Une matinée de mars 1995, militaires cubains et mitraillettes sont de sortie dans le petit village de Chailley, situé à 40 minutes de la préfecture de l’Yonne. Le chef d’État communiste Fidel Castro est de passage dans le département. Sous le feu des projecteurs, le dictateur cubain rend visite à son nouvel ami, l’entrepreneur Gérard Bourgoin pour une visite de l’usine Duc. À 56 ans, le « Roi du poulet » est au sommet de sa gloire. Si la venue du « Lider maximo » suscite des critiques, Droits de l’Homme oblige, elle provoque également la stupéfaction de la presse nationale qui découvre l’influence du Bourguignon, un capitaine d’industrie qui semblait jusque-là cantonné à l’agroalimentaire et au football.

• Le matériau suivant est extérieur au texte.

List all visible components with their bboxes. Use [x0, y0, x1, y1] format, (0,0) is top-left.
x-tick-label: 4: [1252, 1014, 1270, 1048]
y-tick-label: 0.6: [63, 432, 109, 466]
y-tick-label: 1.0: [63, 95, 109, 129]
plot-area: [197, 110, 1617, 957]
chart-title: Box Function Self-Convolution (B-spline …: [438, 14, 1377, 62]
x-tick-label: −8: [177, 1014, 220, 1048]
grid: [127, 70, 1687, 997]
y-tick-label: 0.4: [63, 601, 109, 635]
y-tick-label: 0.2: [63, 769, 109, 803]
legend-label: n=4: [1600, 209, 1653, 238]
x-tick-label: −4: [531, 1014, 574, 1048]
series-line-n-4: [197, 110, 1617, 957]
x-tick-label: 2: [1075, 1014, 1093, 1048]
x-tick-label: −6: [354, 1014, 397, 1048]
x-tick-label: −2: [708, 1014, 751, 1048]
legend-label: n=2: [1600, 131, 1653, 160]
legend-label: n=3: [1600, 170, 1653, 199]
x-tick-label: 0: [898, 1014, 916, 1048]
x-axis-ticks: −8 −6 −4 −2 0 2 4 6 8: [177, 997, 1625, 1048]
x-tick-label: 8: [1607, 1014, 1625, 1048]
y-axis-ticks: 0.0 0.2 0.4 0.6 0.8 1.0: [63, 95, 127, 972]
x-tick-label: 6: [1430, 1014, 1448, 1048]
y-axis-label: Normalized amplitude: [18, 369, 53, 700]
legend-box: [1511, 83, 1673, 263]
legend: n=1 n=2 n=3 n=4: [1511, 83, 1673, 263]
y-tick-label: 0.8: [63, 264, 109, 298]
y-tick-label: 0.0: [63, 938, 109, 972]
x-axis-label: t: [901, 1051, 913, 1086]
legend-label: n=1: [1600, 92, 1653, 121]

Travailler Plus Pour Gagner Plus

Fils d’un couple de bouchers originaires de Chailley, Gérard Bourgoin n’a eu qu’un seul mantra pour se défaire de sa condition sociale, celui de travailler. Titulaire d’un CAP de comptabilité, puis de boucher, passé en candidat libre, le jeune Chaillotin a toujours eu le labeur dans le sang. « À quatre ans, on m’a mis sur une petite chaise et je me servais du couteau ». Dès son enfance, il coupe ses premiers morceaux de viande à la boucherie pour aider son père Marcel. Son adolescence aurait pu figurer dans un roman de Balzac. Gérard Bourgoin monte à Paris sans le sou pour perfectionner ses talents d’artisan, en parallèle d’une formation à l’Institut national de la conserve. À son retour dans l’Yonne, il travaille le jour pour son père, et développe la nuit, dans l’arrière-boutique familiale, un petit laboratoire où il expérimente diverses recettes qu’il met en conserve et vend à des boutiques locales. Gérard Bourgoin n’est pas maçon ? Qu’à cela ne tienne, il rassemble quelques gros bras du village, apprend à faire du béton et construit de ses propres mains sa première usine à Chailley. Sans autorisation préfectorale. Boucher, commercial ou pilote d’avion, il aura multiplié les casquettes au sein de son entreprise BSA (Bourgoin S.A). Une petite boucherie qu’il transformera en empire de l’agroalimentaire et élèvera au rang de numéro deux européen du poulet, à son apogée dans les années 1990.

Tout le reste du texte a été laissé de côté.